Friday 4 September 2020, Dvořák Hall, Rudolfinum, Prague

Guest Reviewer, Ateş Orga

Traditionally Smetana and Dvořák are the standby openers of any Czech festival. No surprise then to find this all-Dvořák programme, nor its populist content: the Cello Concerto and Ninth Symphony. Occasionally, you’ll come across something special. Kubelík’s Czech Philharmonic Má vlast (1990). Jakub Hrůša’s Bamberg account last year. Both at the Prague Spring. But players and conductors generally get through this kind of repertory in a pretty routine way. And there’s little changing of the guard from programme planners with tourist targets to meet. Dvořák’s late tone poems for instance – a wondrous body of music and orchestral painting – rarely get the hearing they deserve. His earlier symphonies similarly.

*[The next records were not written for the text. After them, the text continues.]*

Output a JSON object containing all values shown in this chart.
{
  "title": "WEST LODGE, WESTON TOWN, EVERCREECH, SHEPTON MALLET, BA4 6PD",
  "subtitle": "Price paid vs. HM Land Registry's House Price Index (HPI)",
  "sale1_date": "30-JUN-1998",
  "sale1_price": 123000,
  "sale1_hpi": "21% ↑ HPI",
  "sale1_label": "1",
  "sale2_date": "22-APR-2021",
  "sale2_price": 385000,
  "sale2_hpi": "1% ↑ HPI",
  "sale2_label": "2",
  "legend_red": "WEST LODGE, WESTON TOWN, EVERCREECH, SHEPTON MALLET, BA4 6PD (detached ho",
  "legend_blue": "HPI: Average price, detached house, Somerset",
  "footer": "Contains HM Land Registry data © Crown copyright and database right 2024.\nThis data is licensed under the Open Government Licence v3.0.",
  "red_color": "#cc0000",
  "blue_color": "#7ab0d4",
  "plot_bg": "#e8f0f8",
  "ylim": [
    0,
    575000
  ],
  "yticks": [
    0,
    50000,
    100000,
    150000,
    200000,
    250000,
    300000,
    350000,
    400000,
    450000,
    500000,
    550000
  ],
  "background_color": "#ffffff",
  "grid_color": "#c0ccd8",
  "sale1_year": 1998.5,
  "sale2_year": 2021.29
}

In a reading more careful than carefree, clean but prone to a certain heavy footedness, Václav Petr, principal cellist of the Czech Philharmonic, proved best in the more expressive pages of the Concerto. The sound of Czech woodwind has always been distinctive – think of those pre-war days of Casals and Szell. Today’s players feel and entwine the phrases, blend the ensemble, in much the same way. This is music and melody in their blood. Less finesse, though, was apparent in the tuttis. Or so it seemed. We’re so used to the starry soloists and big-band orchestras of modern Western Europe and America dispatching this music in glossy terms that we’ve perhaps forgotten its humbler, more rustic DNA. The rural domesticity, the rough-grained fortissimos, the dried-out sound balance of the webcast, certainly took me aback at times. One grew used to it – without ever feeling that captivated.

Contrastingly, the ‘New World’ Symphony, liberated and full-voiced, fired the imagination, Semyon Bychkov crafting a sweeping narrative. First movement exposition repeat. An ‘open space’ cor anglais solo in the Largo, poignant but free of sentimentality. A spine-tingling Scherzo, corners artfully negotiated, woodwind chorus in songful accord, the dance pulse acute, eight double basses raked imposingly at the back of the stage below the organ. A noble Finale symphonically driven – the many solos placed lyrically, the strings en masse creating a richly variegated canvas of backcloth and foreground, the brass (compensating for earlier intonation slips) redolent of Watt’s Physical Energy, the closing tableau (impeccably judged) ascending to poetic, grand heights receding in a protracted lunga corona followed by silence … Bychkov, eyes closed, lost in humility … audience respectful. Old tunes in storybook dress and surroundings, life-enhancing whatever their foxing and faded leather.